Compte tenu de son emplacement proche du centre de

la parcelle et de ses dimensions importantes, l'épicéa litigieux représente un

écueil pour la construction de la parcelle en cause. Outre les inconvénients

liés à la proximité des villas, son maintien entraînerait la nécessité

d'employer des mesures constructives particulières, comme le recours à une grue

plus haute et plus coûteuse ou un resserrement de la fouille. Dans ces

circonstances, compte tenu de l'âge de cet arbre, de son intérêt esthétique

mineur, de sa proximité des constructions projetées, du fait qu'il ne peut être

élagué et des complications constructives qu'il engendre, exiger son maintien est

disproportionné. Au demeurant, il ne s'agit pas d'une espèce indigène en

station et la municipalité s'est engagée à respecter les recommandations du

SFFN dans le choix ultérieur des arbres de compensation. Par conséquent, force

est de constater que la municipalité n'a pas méconnu les intérêts en présence

lorsqu'elle a considéré qu'elle devait autoriser l'abattage de l'épicéa en

cause pour permettre la réalisation du projet de villas jumelles. Cet abattage

doit donc être confirmé.

4.

Le permis de construire se contente d'exiger qu'un plan de

reboisement soit ultérieurement soumis à la municipalité. On peut se demander

si celle-ci, sur la base de l'art. 5 al. 1 de son règlement sur les arbres,

n'aurait pas dû inclure dans son autorisation d'abattage un plan de reboisement

précis et contraignant. Le tribunal relève cependant que la formulation du

règlement communal ne permet pas de tirer de conclusion claire à ce sujet, ce

qui semble laisser une marge d'appréciation à la municipalité. Au reste, le

tribunal a déjà constaté que la pratique ne s'organise pas toujours selon une

conception rigide dans laquelle toute modification du projet ferait l'objet

d'une autorisation délivrée par la municipalité, mais que les services

communaux, intervenant parfois intensément dans les détails du projet,

concourent à le façonner sans enquête complémentaire et parfois sans

intervention de la municipalité (v. p. ex. AC.1999.0010 du 13 avril 2000). En

l'espèce de toute manière, les recourantes n'ont pas pris de conclusion dans ce

sens. Aussi, le tribunal n'examinera-t-il pas ce point plus en détail.

5.

En conséquence, le recours est rejeté. La décision

autorisant l'abattage de l'épicéa est maintenue.

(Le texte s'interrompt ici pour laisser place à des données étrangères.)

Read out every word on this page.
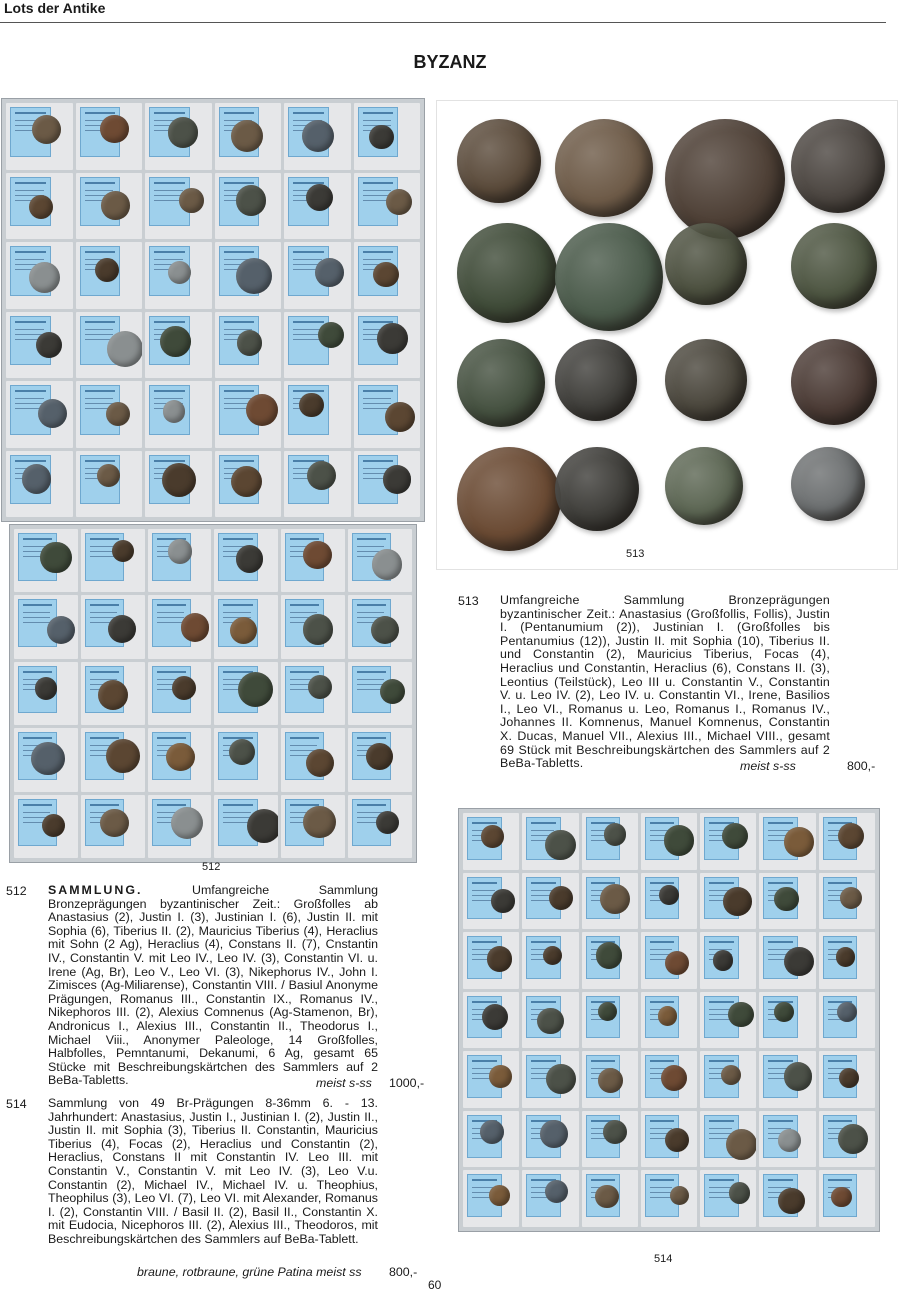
Lots der Antike
BYZANZ
512
513
513 Umfangreiche Sammlung Bronzeprägungen byzantinischer Zeit.: Anastasius (Großfollis, Follis), Justin I. (Pentanumium (2)), Justinian I. (Großfolles bis Pentanumius (12)), Justin II. mit Sophia (10), Tiberius II. und Constantin (2), Mauricius Tiberius, Focas (4), Heraclius und Constantin, Heraclius (6), Constans II. (3), Leontius (Teilstück), Leo III u. Constantin V., Constantin V. u. Leo IV. (2), Leo IV. u. Constantin VI., Irene, Basilios I., Leo VI., Romanus u. Leo, Romanus I., Romanus IV., Johannes II. Komnenus, Manuel Komnenus, Constantin X. Ducas, Manuel VII., Alexius III., Michael VIII., gesamt 69 Stück mit Beschreibungskärtchen des Sammlers auf 2 BeBa-Tabletts.	meist s-ss	800,-
514
512 SAMMLUNG.	Umfangreiche Sammlung Bronzeprägungen byzantinischer Zeit.: Großfolles ab Anastasius (2), Justin I. (3), Justinian I. (6), Justin II. mit Sophia (6), Tiberius II. (2), Mauricius Tiberius (4), Heraclius mit Sohn (2 Ag), Heraclius (4), Constans II. (7), Cnstantin IV., Constantin V. mit Leo IV., Leo IV. (3), Constantin VI. u. Irene (Ag, Br), Leo V., Leo VI. (3), Nikephorus IV., John I. Zimisces (Ag-Miliarense), Constantin VIII. / Basiul Anonyme Prägungen, Romanus III., Constantin IX., Romanus IV., Nikephoros III. (2), Alexius Comnenus (Ag-Stamenon, Br), Andronicus I., Alexius III., Constantin II., Theodorus I., Michael Viii., Anonymer Paleologe, 14 Großfolles, Halbfolles, Pemntanumi, Dekanumi, 6 Ag, gesamt 65 Stücke mit Beschreibungskärtchen des Sammlers auf 2 BeBa-Tabletts.	meist s-ss 1000,-
514 Sammlung von 49 Br-Prägungen 8-36mm 6. - 13. Jahrhundert: Anastasius, Justin I., Justinian I. (2), Justin II., Justin II. mit Sophia (3), Tiberius II. Constantin, Mauricius Tiberius (4), Focas (2), Heraclius und Constantin (2), Heraclius, Constans II mit Constantin IV. Leo III. mit Constantin V., Constantin V. mit Leo IV. (3), Leo V.u. Constantin (2), Michael IV., Michael IV. u. Theophius, Theophilus (3), Leo VI. (7), Leo VI. mit Alexander, Romanus I. (2), Constantin VIII. / Basil II. (2), Basil II., Constantin X. mit Eudocia, Nicephoros III. (2), Alexius III., Theodoros, mit Beschreibungskärtchen des Sammlers auf BeBa-Tablett.
braune, rotbraune, grüne Patina meist ss 800,-
60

Les recourantes, qui succombent, sont tenues de

supporter les frais du recours. Elles doivent des dépens à la municipalité et

aux constructeurs, qui ont consulté un avocat (art. 55 LJPA).

Dispositif

Par ces motifs

le Tribunal administratif

arrête:

I.

Le recours est rejeté.

II.

La décision de la Municipalité de Rolle du 14 juin 2007

est maintenue.

III.

Un émolument de 1'500 (mille cinq cents) francs est mis à

la charge des recourantes solidairement entre elles.

IV.

Les recourantes verseront solidairement aux constructeurs

un montant de 1'500 (mille cinq cents) francs à titre de dépens.

V.

Les recourantes verseront solidairement à la Commune de

Rolle un montant de 1'500 (mille cinq cents) francs à titre de dépens.

Lausanne, le 4 mars 2008

Le président: La

greffière:

Le présent arrêt est communiqué aux destinataires de

l'avis d'envoi ci-joint.

Il peut faire l'objet, dans les trente jours suivant sa

notification, d'un recours au Tribunal fédéral. Le recours en matière de droit

public s'exerce aux conditions des articles 82 ss de la loi du 17 juin 2005 sur

le Tribunal fédéral (LTF - RS 173.110), le recours constitutionnel subsidiaire

à celles des articles 113 ss LTF. Le mémoire de recours doit être rédigé dans

une langue officielle, indiquer les conclusions, les motifs et les moyens de

preuve, et être signé. Les motifs doivent exposer succinctement en quoi l’acte

attaqué viole le droit. Les pièces invoquées comme moyens de preuve doivent

être jointes au mémoire, pour autant qu’elles soient en mains de la partie; il

en va de même de la décision attaquée.